Rollenwechsel im betrieblichen Mentoring- Ein Erfolgsfaktor im „New Normal“

Bald ist es wieder soweit - Clowns, Hexen, Cowboys, Prinzessinnen und Polizist/-innen laufen durch die Strassen – die Fasnacht ist da. Ein paar Verkleidungen bringen uns zum Lachen, andere machen uns etwas Angst und Einzelne lassen uns träumen. Für diese Vielfalt wechseln wir von unserer alltäglichen Rolle in eine andere Version unseres «Ichs». Damit dieser Rollenwechsel gelingt, brauchen wir eine gute Vorbereitung, also was oder wen wollen wir verkörpern? Auch die Bereitstellung des nötigen Zubehörs, also das Kostüm, darf nicht vergessen werden und zum Schluss muss die Umsetzung gelingen. Ein Clown kann schliesslich niemanden zum Lachen bringen, wenn er eine schaurige Hexenmaske trägt und traurig in einer Ecke steht.

Von Sonja Kupferschmid Boxler

Wie wir an der Fasnacht in verschiedene Rollen schlüpfen, nehmen wir als betriebliche/-r Mentor/-in je nach Situation und Bedürfnis unserer Kundinnen und Kunden auch eine andere berufliche Rolle ein. Die Veränderungen der heutigen Arbeitswelt – Homeoffice, flexible Arbeitszeiten und Führung aus Distanz – erfordern von allen Beteiligten eine laufende Anpassung und Entwicklung. Zudem setzt das «New normal» auf individuelle statt Standartlösungen. Das betriebliche Mentoring bietet dank seiner Rollenvielfalt eine individuelle Weiterbildungsmöglichkeit und unterstützt so Führungskräfte, Teams und Mitarbeiter/-innen im Umgang mit herausfordernden Situationen.
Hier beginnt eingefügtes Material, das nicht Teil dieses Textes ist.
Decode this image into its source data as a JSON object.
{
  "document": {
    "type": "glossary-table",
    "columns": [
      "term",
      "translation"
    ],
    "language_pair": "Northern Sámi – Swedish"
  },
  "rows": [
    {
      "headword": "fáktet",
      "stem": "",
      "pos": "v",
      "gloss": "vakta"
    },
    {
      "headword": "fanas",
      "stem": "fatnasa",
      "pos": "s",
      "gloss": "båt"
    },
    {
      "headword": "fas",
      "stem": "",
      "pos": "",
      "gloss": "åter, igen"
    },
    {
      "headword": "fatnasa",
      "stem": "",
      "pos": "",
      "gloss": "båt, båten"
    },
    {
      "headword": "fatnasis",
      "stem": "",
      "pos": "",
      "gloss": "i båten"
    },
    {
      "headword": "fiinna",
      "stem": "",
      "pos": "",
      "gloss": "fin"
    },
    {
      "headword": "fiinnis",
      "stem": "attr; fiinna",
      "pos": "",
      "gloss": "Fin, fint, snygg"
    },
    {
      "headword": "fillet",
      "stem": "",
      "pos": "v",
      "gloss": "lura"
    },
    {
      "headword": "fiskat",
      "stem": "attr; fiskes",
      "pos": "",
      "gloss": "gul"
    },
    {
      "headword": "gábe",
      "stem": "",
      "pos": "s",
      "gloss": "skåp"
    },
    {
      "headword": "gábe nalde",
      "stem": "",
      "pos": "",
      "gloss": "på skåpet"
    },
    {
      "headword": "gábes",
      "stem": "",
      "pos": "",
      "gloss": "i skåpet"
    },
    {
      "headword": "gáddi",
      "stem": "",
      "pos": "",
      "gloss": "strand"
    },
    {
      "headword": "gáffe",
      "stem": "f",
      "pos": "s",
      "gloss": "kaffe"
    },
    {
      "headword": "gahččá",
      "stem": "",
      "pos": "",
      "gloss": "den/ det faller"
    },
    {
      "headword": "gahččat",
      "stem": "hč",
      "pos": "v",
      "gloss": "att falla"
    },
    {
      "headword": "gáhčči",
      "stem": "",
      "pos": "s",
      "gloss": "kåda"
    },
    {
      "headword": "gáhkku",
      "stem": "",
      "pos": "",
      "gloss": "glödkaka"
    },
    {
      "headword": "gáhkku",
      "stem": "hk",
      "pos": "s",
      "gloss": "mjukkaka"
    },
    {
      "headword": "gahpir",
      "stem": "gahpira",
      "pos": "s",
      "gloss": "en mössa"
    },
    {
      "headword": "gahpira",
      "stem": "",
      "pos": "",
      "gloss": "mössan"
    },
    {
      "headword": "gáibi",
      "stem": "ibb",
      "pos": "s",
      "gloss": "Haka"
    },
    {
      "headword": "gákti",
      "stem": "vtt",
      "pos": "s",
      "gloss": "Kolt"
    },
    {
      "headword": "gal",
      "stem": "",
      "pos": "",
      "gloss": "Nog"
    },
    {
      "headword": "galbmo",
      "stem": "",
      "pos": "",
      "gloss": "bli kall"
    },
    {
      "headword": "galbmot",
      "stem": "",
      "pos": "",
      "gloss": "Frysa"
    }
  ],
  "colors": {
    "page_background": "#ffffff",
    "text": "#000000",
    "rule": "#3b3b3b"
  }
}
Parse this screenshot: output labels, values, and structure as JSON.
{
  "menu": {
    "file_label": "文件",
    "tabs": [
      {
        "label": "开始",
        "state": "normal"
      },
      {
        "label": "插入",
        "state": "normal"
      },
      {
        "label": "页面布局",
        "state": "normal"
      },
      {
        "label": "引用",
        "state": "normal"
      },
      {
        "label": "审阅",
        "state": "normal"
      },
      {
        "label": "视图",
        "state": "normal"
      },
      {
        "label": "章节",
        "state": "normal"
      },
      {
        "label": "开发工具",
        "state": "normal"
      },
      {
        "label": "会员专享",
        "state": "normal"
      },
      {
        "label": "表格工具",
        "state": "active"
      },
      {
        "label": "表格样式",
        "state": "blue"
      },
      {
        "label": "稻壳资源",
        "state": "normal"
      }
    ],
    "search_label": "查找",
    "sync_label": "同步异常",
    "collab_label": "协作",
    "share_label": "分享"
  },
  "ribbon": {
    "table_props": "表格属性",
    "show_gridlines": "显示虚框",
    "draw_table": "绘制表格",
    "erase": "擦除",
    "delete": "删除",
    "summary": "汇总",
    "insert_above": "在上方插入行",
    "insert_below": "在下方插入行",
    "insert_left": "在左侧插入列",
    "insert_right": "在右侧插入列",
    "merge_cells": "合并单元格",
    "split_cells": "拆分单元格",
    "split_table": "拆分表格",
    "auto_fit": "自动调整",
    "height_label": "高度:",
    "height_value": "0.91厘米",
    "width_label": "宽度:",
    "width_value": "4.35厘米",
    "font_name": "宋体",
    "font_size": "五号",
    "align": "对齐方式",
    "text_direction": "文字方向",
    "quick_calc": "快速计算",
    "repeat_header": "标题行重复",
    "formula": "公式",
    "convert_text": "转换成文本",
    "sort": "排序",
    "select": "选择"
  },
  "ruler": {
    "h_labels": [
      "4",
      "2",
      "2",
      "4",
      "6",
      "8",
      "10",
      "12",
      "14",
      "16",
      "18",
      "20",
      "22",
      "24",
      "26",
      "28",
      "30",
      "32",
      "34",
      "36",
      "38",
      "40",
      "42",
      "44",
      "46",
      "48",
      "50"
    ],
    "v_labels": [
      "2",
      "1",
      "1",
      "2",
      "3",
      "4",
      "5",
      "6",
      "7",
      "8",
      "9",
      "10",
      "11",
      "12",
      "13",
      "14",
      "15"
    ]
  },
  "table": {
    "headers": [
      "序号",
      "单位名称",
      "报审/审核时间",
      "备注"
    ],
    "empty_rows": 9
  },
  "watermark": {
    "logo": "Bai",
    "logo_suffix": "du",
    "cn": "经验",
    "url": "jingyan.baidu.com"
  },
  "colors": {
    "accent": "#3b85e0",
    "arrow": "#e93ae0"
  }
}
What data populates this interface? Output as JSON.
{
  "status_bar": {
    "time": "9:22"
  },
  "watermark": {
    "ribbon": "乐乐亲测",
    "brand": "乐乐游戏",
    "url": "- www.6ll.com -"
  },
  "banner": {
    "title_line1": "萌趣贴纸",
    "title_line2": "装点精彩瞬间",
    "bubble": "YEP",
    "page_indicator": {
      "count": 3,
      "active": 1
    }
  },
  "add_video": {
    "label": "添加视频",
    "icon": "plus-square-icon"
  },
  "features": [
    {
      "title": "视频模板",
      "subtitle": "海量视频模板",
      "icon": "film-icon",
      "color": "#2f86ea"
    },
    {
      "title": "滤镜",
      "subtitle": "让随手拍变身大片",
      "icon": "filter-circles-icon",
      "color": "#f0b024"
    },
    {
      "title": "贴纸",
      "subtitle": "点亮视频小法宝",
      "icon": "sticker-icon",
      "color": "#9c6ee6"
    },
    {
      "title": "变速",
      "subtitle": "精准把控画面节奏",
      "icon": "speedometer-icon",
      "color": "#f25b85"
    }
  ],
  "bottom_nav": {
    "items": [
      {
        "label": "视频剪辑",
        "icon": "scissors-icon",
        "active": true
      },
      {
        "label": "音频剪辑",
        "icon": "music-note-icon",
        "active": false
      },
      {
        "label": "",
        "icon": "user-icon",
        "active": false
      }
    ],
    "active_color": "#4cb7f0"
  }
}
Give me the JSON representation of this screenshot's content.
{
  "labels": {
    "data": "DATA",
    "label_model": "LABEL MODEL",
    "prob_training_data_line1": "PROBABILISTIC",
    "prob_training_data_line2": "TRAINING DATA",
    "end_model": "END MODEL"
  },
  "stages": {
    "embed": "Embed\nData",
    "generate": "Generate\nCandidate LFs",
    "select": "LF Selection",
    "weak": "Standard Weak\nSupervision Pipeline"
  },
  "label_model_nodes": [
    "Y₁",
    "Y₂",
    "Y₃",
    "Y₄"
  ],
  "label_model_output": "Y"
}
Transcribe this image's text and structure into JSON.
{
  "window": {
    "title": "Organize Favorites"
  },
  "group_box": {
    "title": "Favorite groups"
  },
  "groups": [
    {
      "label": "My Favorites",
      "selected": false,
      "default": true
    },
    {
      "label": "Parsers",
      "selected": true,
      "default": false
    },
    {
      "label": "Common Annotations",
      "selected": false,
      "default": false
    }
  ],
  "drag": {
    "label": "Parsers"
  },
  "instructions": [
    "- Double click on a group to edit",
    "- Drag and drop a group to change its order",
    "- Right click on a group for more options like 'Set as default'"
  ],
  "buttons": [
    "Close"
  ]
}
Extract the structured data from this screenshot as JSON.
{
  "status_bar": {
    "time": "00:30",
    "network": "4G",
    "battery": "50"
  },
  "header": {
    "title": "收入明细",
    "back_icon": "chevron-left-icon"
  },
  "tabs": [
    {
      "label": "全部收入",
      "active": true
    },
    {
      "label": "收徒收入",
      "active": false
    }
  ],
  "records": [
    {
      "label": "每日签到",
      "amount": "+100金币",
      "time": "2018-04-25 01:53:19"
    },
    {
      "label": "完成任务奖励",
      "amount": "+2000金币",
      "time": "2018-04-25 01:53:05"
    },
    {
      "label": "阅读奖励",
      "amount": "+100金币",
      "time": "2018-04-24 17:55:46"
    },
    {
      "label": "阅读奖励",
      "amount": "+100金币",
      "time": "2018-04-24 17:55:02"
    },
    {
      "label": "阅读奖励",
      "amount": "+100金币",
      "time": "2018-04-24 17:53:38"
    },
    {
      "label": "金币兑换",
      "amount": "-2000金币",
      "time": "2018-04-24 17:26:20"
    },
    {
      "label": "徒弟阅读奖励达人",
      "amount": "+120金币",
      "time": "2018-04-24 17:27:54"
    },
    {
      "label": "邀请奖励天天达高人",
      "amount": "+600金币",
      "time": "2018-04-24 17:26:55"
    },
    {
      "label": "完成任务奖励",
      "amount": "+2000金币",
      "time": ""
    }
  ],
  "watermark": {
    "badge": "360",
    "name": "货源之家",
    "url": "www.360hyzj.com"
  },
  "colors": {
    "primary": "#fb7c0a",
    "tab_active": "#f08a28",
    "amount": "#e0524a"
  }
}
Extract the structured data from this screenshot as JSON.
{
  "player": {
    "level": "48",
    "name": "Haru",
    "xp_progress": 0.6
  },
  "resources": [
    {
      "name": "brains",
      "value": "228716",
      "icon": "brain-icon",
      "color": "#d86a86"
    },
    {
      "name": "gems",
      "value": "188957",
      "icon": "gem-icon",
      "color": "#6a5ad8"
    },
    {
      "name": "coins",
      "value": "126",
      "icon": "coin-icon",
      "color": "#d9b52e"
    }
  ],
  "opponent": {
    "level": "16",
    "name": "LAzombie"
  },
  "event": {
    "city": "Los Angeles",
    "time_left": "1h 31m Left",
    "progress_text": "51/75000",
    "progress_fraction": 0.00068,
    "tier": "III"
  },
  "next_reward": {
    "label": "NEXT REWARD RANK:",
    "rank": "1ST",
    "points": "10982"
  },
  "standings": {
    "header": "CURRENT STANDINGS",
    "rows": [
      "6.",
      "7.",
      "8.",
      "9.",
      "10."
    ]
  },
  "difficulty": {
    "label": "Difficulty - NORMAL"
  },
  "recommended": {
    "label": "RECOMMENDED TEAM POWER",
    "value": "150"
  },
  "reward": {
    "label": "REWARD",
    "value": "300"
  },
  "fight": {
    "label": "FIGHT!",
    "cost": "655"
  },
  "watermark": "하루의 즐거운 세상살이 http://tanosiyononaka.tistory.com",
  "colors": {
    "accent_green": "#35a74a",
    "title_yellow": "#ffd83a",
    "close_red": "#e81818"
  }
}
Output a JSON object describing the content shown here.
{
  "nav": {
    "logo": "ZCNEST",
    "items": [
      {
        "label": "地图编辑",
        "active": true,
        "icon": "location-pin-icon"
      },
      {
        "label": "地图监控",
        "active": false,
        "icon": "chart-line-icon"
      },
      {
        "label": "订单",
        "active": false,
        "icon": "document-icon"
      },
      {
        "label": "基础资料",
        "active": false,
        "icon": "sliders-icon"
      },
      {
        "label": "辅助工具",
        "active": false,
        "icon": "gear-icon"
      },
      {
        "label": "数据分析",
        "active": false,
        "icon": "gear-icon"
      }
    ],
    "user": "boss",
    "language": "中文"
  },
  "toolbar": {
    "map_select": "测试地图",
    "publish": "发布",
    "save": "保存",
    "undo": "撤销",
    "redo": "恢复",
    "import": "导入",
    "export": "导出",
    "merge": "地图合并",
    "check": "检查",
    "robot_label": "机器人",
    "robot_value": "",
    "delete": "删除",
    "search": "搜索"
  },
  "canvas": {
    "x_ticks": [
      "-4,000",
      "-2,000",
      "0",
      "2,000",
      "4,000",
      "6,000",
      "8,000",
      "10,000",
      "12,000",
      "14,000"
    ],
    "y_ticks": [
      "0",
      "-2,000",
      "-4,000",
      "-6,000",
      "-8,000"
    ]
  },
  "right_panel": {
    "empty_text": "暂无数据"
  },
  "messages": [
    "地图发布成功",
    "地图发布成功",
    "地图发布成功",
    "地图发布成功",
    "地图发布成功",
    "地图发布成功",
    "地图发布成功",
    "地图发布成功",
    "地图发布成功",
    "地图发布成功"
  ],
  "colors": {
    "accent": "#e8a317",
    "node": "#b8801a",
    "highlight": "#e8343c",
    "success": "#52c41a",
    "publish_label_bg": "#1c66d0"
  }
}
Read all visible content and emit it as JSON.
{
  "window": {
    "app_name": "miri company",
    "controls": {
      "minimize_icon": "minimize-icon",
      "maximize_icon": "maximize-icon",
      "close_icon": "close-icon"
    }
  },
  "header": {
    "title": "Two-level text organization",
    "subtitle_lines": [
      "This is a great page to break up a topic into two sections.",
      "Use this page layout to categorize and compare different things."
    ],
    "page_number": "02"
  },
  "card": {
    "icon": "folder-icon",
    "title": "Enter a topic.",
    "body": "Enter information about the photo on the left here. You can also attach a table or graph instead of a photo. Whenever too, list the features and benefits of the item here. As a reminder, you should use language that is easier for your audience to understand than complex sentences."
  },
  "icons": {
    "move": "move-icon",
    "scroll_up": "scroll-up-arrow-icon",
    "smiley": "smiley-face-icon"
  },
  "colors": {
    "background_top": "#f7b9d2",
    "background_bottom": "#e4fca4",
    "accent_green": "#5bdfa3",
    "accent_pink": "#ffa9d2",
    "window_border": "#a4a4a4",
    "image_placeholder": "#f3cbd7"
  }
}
Reflexion der beruflichen Rolle
Auf dem Weg zum betrieblichen Mentor setzt man sich intensiv mit sich und seinem Tun auseinander. Zu diesem persönlichen Entwicklungsprozess gehört auch dazu, sich privat wie auch beruflich zu reflektieren. Indem man sich bewusst vermehrt auf der Meta-Ebene bewegt und eine ganzheitliche Perspektive entwickelt, kommt oftmals mehr Gelassenheit auf, die hilfreich für den Umgang mit Herausforderungen ist. Damit einher geht eine erhöhte Frustrationstoleranz, die wiederum zu einer effektiveren Zielerreichung führen kann. Umso mehr, wenn die Rollen gewechselt und der individuellen Situation angepasst werden, ist es wichtig sich seinen verschiedenen beruflichen Rollen bewusst zu sein.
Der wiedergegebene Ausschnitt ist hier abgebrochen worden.